In the fall of 2022, Gallup interviewed 6,008 currently enrolled students in all levels of higher education, including 1,106 non-Hispanic Black students in short-term credential or associate or bachelor’s degree programs. Black students’ experiences varied according to the type of institution they attended and program in which they were enrolled. Twenty-one percent of Black students enrolled in postsecondary institutions reported feeling discriminated against “frequently” or “occasionally,” compared to 15% of postsecondary students from all other racial or ethnic groups.

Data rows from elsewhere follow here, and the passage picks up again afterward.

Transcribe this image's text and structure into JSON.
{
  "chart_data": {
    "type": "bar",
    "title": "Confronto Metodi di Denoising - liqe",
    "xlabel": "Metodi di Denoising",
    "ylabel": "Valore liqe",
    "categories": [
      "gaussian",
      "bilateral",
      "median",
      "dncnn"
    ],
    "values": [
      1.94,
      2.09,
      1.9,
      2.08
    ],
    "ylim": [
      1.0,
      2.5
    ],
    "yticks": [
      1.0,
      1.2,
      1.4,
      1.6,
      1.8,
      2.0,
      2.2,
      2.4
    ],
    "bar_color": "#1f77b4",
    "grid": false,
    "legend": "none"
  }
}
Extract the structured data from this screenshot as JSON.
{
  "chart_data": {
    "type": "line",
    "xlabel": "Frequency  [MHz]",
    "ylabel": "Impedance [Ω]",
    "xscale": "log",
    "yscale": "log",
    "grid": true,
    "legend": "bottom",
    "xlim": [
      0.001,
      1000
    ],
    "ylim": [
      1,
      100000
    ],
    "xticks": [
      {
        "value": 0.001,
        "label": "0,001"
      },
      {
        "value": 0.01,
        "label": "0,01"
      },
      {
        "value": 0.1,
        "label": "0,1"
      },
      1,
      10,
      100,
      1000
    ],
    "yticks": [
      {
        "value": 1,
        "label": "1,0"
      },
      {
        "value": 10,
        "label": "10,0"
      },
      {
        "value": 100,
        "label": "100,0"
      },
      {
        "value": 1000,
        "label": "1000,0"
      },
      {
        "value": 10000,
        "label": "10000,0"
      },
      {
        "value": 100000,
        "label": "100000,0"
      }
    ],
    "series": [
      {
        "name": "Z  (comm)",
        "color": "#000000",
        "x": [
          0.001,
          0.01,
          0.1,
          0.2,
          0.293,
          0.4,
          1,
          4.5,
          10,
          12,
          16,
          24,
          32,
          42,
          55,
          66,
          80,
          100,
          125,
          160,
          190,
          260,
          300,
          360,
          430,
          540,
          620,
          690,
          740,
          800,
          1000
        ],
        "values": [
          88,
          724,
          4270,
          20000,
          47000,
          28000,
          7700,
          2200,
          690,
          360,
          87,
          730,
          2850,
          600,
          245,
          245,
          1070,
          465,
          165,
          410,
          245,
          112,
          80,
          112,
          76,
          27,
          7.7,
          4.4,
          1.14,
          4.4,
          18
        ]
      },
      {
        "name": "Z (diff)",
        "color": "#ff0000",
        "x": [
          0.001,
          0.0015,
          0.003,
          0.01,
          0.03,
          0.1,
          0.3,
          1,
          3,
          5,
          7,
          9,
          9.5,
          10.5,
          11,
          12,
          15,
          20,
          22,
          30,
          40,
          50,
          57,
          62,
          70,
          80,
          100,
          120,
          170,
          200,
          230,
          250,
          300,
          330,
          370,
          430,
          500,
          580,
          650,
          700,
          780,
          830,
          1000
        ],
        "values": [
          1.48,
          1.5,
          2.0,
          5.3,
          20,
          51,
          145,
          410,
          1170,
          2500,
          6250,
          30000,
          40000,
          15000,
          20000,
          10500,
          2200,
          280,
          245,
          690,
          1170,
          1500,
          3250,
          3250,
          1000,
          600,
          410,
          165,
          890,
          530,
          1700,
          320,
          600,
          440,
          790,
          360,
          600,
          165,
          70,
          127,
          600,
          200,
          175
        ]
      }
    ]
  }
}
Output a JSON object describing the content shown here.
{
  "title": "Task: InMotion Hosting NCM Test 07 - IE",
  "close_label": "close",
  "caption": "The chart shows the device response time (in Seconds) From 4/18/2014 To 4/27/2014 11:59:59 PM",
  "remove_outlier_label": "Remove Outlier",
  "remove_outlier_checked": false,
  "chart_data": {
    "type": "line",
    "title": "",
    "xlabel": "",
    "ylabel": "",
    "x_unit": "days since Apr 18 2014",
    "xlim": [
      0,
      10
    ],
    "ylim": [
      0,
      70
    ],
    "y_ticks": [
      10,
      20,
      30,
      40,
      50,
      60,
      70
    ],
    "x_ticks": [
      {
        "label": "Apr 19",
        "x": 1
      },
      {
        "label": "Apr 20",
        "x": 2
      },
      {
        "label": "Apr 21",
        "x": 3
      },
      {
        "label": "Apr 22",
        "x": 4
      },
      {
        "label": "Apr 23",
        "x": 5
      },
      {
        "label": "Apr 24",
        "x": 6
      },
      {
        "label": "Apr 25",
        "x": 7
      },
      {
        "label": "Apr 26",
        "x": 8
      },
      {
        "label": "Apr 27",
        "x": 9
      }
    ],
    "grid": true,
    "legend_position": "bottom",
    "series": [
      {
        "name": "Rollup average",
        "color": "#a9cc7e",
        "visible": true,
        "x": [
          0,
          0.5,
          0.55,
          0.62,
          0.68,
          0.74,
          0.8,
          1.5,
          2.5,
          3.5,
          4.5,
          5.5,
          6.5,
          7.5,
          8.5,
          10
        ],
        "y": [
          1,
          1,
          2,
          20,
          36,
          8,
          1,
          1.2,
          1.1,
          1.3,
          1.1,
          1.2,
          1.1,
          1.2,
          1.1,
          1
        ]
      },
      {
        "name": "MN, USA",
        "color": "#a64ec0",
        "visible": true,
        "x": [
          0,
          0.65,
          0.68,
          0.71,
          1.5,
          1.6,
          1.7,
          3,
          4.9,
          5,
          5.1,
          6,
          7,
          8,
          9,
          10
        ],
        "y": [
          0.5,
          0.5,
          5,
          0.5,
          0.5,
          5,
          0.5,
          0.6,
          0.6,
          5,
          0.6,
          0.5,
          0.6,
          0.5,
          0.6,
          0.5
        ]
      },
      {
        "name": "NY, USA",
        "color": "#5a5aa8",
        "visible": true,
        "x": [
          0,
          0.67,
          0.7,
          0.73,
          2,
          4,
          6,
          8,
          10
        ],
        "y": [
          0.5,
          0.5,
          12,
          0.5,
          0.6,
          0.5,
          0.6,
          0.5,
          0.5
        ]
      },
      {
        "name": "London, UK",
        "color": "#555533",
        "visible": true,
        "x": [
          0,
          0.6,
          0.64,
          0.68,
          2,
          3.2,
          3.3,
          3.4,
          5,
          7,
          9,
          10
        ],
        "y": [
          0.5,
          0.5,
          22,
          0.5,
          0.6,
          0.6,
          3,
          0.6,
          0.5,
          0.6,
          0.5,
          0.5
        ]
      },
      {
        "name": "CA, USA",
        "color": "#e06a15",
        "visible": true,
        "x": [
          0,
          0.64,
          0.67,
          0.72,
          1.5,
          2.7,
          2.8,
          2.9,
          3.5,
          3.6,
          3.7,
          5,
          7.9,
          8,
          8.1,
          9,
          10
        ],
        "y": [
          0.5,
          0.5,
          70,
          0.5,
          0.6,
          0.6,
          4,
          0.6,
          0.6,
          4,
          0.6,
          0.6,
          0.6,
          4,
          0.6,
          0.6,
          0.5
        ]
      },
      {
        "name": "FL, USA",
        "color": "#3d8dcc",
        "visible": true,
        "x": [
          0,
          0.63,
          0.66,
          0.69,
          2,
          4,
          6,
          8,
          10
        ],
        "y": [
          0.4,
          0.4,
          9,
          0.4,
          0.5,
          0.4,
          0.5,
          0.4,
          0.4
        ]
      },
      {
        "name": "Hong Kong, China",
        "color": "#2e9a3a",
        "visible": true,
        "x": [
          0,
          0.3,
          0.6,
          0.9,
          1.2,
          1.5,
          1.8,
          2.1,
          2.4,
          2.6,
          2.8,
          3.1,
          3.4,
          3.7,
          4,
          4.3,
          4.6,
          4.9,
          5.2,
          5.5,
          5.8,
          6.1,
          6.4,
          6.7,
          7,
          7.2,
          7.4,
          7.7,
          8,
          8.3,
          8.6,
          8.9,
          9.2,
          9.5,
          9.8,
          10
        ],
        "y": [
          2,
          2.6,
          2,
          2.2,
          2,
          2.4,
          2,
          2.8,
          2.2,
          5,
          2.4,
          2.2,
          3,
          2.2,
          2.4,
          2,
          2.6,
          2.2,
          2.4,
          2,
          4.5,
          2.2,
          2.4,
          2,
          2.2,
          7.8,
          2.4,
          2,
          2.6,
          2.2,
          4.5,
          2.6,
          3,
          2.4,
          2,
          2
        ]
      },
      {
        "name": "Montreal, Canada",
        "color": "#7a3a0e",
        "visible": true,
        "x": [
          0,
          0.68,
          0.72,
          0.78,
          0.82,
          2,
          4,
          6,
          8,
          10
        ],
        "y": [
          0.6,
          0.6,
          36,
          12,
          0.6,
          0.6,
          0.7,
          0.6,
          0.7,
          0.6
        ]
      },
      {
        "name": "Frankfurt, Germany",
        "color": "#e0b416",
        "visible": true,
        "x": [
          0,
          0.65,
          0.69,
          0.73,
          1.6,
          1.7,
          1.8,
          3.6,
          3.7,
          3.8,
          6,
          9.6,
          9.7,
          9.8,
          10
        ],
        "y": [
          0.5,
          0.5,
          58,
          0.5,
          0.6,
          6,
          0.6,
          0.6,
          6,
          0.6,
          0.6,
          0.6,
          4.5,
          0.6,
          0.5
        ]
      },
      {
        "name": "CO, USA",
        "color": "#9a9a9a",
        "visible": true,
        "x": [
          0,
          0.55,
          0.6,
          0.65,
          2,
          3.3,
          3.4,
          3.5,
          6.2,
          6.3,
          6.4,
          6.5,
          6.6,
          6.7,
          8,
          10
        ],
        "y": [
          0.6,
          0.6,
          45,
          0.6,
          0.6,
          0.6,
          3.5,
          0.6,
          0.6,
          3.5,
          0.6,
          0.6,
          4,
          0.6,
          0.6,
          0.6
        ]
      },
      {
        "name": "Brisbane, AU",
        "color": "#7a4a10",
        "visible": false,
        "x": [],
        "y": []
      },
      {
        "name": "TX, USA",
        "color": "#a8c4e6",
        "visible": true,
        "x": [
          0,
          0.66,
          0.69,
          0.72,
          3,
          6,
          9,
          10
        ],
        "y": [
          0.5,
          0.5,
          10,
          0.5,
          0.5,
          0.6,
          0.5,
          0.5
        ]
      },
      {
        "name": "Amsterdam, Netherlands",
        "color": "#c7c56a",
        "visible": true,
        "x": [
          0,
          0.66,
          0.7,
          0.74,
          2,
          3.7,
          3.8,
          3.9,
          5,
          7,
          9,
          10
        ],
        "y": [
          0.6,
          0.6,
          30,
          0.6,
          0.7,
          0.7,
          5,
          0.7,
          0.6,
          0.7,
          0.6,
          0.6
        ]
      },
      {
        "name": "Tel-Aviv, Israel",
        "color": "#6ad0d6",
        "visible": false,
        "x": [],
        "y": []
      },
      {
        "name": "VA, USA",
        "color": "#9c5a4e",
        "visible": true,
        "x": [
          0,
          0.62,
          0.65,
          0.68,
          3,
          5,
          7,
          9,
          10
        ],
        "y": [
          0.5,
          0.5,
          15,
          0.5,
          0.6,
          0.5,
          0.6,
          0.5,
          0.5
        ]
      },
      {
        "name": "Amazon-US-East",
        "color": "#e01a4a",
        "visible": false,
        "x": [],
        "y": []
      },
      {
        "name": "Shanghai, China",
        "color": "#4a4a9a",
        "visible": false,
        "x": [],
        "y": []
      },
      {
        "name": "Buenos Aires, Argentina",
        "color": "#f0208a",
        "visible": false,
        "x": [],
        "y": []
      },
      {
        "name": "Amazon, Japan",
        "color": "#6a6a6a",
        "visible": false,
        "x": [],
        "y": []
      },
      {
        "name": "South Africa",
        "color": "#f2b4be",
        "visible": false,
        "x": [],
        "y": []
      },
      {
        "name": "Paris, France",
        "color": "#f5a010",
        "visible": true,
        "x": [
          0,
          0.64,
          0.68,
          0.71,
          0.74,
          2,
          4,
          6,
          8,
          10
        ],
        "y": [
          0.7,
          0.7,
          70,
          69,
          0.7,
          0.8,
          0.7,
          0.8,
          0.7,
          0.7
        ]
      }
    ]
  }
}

Among Black students attending institutions with the least diverse student populations, reports of occasional or frequent racial discrimination rose to 31%. Many also reported feeling psychologically (27%) or physically unsafe (28%) at those institutions.
“The fact that so many Black students are feeling physically unsafe and psychologically unsafe shows this is not just one experience at an institution that’s highlighted by the media, but it’s happening at all of the institutions to some extent,” Courtney Brown, Lumina’s vice president for impact and learning, tells The Chronicle of Higher Education.
Impacts of discrimination, shouldering multiple responsibilities
One-third of Black students reported experiencing discrimination “at least occasionally” in short-term credential programs (32%) and “frequently or occasionally” at for-profit schools (34%), a particularly concerning trend considering those institutions’ popularity with Black learners, the study says.
Black students are also more likely than others to report working full time or having caregiving responsibilities that compete with academic work. Those duties made Black students more likely to think about stopping coursework altogether, with 46% of Black bachelor’s degree students with additional responsibilities considering stopping out in the past six months, compared to 34% of students without those responsibilities.
These barriers have a deep impact on student success. Just 34% of Black adults in the U.S. hold at least an associate degree, and six-year completion rates for any type of postsecondary degree or certificate program are lower for Black students than those for any other racial or ethnic group, according to the study.
To reduce inequities and boost support for Black learners, the study suggests that institutions collect more data on their students’ experiences to gauge the barriers to postsecondary completion and build more inclusive and flexible course options so that students with other responsibilities can remain enrolled. In addition, the study notes, increasing access to counseling services can help students manage competing demands on their time while coping with other stressors.